Marika Hackman is pictured in a pair of big white pants cradling a piglet on the sleeve of her third album. Funny and brazen, it’s a neat visualisation of the step forward she’s taken with Any Human Friend.
Having left behind her electro-folk beginnings on 2017’s I’m Not Your Man, on which she was backed by The Big Moon, she’s now cleaned up her grunge act and is aiming for a pop bullseye. The arrangements are sharper, the choruses bigger, and the reference points more ’80s than ever before. This is crystallised on the earworm ‘I’m Not Where You Are’, which is an irresistible slice of retro new-wave synth-pop.
At the same time, her lyrics have become more explicit in their depiction of female desire. ‘Conventional Ride’, which nods to The Beatles’ psychedelic era, is an ‘I Kissed A Girl’ for the inclusive generation. The punningly titled ‘Hand Solo’, a hangover from her grunge period, is on ode to masturbation that also swipes at the patriarchy.
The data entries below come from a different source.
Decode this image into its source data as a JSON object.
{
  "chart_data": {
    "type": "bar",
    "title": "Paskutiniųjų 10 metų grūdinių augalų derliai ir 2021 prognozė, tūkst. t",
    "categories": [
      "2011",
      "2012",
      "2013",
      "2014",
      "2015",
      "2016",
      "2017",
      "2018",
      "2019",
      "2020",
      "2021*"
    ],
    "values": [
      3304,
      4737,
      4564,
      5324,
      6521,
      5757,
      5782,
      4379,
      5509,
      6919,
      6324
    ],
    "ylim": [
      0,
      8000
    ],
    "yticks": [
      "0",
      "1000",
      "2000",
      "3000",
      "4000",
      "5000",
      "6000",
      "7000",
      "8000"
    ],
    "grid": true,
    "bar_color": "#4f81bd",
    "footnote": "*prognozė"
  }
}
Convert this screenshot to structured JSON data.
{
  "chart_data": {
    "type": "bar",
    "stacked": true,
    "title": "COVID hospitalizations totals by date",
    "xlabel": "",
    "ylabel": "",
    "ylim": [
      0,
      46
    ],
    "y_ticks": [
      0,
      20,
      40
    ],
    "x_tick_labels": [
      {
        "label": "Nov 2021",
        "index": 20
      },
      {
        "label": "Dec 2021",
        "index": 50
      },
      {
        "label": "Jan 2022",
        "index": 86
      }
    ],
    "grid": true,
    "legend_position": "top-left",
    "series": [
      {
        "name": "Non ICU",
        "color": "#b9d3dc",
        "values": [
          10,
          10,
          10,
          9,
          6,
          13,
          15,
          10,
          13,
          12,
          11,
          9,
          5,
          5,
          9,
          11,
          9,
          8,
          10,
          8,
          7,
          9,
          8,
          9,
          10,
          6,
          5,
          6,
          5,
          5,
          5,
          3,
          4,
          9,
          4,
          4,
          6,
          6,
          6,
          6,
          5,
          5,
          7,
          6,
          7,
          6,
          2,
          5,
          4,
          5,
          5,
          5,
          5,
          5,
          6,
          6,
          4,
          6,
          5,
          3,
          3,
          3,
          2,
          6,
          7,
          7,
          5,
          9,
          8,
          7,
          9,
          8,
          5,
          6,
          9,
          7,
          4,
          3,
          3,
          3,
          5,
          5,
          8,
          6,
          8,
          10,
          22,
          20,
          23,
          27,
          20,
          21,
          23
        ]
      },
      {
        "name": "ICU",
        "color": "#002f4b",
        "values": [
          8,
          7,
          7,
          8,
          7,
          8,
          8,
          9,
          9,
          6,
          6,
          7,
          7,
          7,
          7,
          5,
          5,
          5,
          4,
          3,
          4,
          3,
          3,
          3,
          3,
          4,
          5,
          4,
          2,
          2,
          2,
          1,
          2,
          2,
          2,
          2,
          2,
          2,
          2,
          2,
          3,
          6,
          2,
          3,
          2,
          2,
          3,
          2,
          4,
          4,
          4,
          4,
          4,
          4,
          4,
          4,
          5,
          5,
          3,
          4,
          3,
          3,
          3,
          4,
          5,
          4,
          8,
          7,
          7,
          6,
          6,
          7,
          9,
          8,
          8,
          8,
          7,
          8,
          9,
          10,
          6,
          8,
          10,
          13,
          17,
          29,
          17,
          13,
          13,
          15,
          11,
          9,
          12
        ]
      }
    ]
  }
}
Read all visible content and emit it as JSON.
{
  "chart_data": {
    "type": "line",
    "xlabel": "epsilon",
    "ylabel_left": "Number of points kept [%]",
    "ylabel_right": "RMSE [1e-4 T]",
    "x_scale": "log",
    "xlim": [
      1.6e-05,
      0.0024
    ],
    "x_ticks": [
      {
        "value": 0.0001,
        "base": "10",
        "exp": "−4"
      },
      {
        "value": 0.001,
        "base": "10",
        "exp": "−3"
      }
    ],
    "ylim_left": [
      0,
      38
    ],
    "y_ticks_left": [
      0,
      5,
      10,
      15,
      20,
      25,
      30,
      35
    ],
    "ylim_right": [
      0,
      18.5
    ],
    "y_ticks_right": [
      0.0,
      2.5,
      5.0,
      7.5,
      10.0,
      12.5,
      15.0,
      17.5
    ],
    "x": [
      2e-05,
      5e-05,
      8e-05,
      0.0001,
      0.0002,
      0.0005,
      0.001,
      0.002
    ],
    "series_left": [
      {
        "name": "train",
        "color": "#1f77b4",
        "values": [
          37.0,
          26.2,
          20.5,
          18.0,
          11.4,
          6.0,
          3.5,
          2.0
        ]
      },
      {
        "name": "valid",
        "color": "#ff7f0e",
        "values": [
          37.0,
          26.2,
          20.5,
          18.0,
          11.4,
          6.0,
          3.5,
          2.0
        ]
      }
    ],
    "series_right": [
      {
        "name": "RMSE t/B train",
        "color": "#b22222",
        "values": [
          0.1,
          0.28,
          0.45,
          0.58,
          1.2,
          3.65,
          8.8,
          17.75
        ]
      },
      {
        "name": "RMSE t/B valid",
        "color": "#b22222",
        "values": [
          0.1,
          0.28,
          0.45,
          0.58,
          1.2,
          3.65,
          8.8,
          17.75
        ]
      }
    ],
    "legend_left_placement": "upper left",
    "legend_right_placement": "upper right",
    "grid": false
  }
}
The twin sensibilities of pop and overt sexuality are underpinned by offbeat studio details. The pitch-shifted vocals on ‘Send My Love’, which tallies icy synth lines with a sweet delivery, captures the grotesquery of shame, and the chorus of inner-head voices on the crunching guitar pop of ‘The One’ (“you’re such an attention whore!”) paint a humorous portrait of an arrogant rock star.
Yet it’s when Hackman is vulnerable that she’s most affecting, peeling away the sassiness to admit on ‘Come Undone’ that she just wants “to be somebody’s babe”.